Try this! Make it easy for the people you want to do business with to do business with you.
- Matures like things prepackaged, convenient, ready-to-use. Luncheon seminars appeal to this cohort, especially if they're in places that are safe, well-lit and easy to get to — malls, senior centers, churches, or synagogues make the cut. Seminar content should be tailored to the attendees (pre-retirees as opposed to retirees, for instance), and stress your expertise; but it also pays to have an attorney or CPA on the program to back you up and provide additional perspective. Be wary of "free lunch" or seminars geared toward/targeting seniors, as state and federal regulators scrutinize these events for impropriety.
- Boomers will expect you to demonstrate how you can help them harness their long-term earning power to achieve a quality lifestyle. Make building a solid financial future a participatory project that they control; encourage networking and sharing inside information, and do not assume the male is the primary decision-maker. Here, too, "workshops" (note the word choice) for entrepreneurial-minded Boomers can provide a relevant, hands-on learning experience.

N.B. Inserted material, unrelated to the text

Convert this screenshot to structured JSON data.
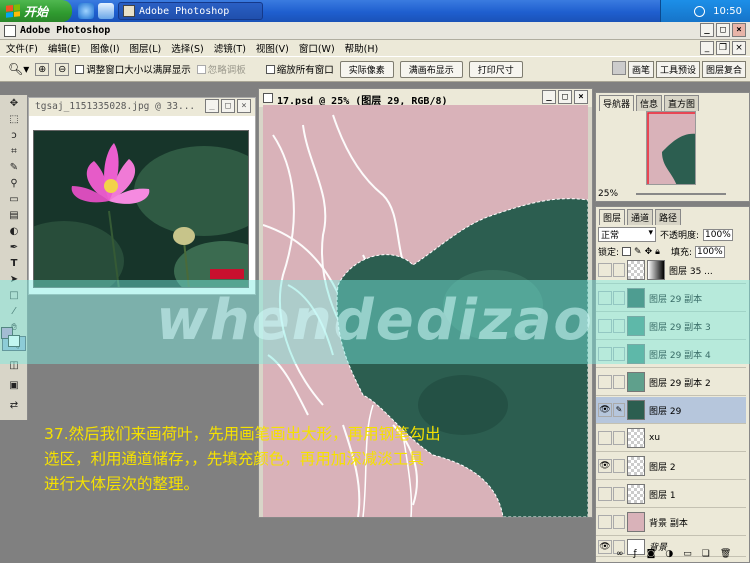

- Gen-Xers are attracted by interactive planning techniques, providing instant feedback. For them, as well as many Boomers, timesaving communication links, such as cell phones, laptops, faxes, e-mail, the Internet, and your own website make doing business portable, convenient, and easy to access.
- Cyberboomers were weaned on digital technology in the midst of the information age. (They could surf the Net before they could walk.) "Generation Y uses digital media as an extension of self socially, intellectually and emotionally," a study by Saatchi and Saatchi says. "By extending the self in these ways, the new media help young people find their identity." It concluded that digital media act as "power tools" for Generation Y, giving them tremendous access to knowledge.